The HSE employed the Chalfont Project which describes its consultants as “organisation architects”.
The company’s promotional messages say that “we don’t do misery. Pain is sometimes inevitable but misery is always a choice”.
The HSE has a contract with the company which will expire in 2020 with the option to renew for a year, the ‘Medical Independent’ reported.
‘Values in Action’ involves the appointment of champions among employees who voluntarily promote behaviours including to “challenge toxic behaviours and attitudes”.
Other prompts include: “Keep people informed – explain the now and the next.”
The HSE states that Values in Action is about “delivering better experiences to those who use our services, and creating better workplaces for our staff.
“As one Values in Action champion puts it, it’s for ourselves and it’s for our patients.
“Every day thousands of health service staff across Ireland live our values of care, compassion, trust and learning.
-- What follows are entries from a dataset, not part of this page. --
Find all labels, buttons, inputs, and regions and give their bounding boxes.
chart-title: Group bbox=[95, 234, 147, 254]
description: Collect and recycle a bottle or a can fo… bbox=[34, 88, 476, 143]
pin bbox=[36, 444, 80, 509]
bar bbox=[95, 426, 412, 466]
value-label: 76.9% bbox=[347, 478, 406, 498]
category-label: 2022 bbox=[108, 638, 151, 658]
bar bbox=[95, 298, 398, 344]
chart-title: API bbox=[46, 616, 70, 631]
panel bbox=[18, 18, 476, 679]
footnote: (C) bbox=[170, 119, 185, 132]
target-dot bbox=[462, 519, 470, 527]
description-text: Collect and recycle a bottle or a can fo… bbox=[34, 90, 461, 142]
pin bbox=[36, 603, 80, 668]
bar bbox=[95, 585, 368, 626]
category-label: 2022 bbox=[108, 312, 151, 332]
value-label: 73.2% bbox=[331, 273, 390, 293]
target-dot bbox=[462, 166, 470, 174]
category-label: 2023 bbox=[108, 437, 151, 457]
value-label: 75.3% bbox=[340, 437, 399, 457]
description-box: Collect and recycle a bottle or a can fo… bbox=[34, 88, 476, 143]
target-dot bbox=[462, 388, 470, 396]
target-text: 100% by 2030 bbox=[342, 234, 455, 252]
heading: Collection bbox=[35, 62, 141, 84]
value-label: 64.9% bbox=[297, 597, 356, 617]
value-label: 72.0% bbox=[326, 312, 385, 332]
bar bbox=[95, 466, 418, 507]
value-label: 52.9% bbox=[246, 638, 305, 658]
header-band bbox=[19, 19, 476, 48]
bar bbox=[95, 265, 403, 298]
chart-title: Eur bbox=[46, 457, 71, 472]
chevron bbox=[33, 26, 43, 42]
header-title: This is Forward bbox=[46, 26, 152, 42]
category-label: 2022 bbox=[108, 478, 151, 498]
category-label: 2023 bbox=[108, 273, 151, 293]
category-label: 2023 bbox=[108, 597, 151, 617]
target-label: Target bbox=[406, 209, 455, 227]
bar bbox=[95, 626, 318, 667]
Sometimes this is very visible, sometimes less so.
“Values in Action is about building a culture in the health service that reflects our values, so that they are evident every day in every workplace.”
Meanwhile, the HSE’s long-awaited capital plan is set to be unveiled shortly after being delayed to assess the impact of the overspend in the €1.7bn National Children’s Hospital.
It is still unclear if the overspend will lead to some projects being delayed.
Health Minister Simon Harris said his department has been working with the HSE and the Department of Public Expenditure and Reform to develop a multi-annual capital plan for the health services.
The recent summer economic statement provides a reserve of up to €200m in 2020 to accommodate funding requirements for the new children’s hospital and the National Broadband Plan.
“This will allow my department and the HSE to finalise a multi-annual capital plan,” he said.
The health capital allocation in 2019 is now €642m for the construction and equipping of health facilities. This represents an increase of €224m on last year’s capital provision.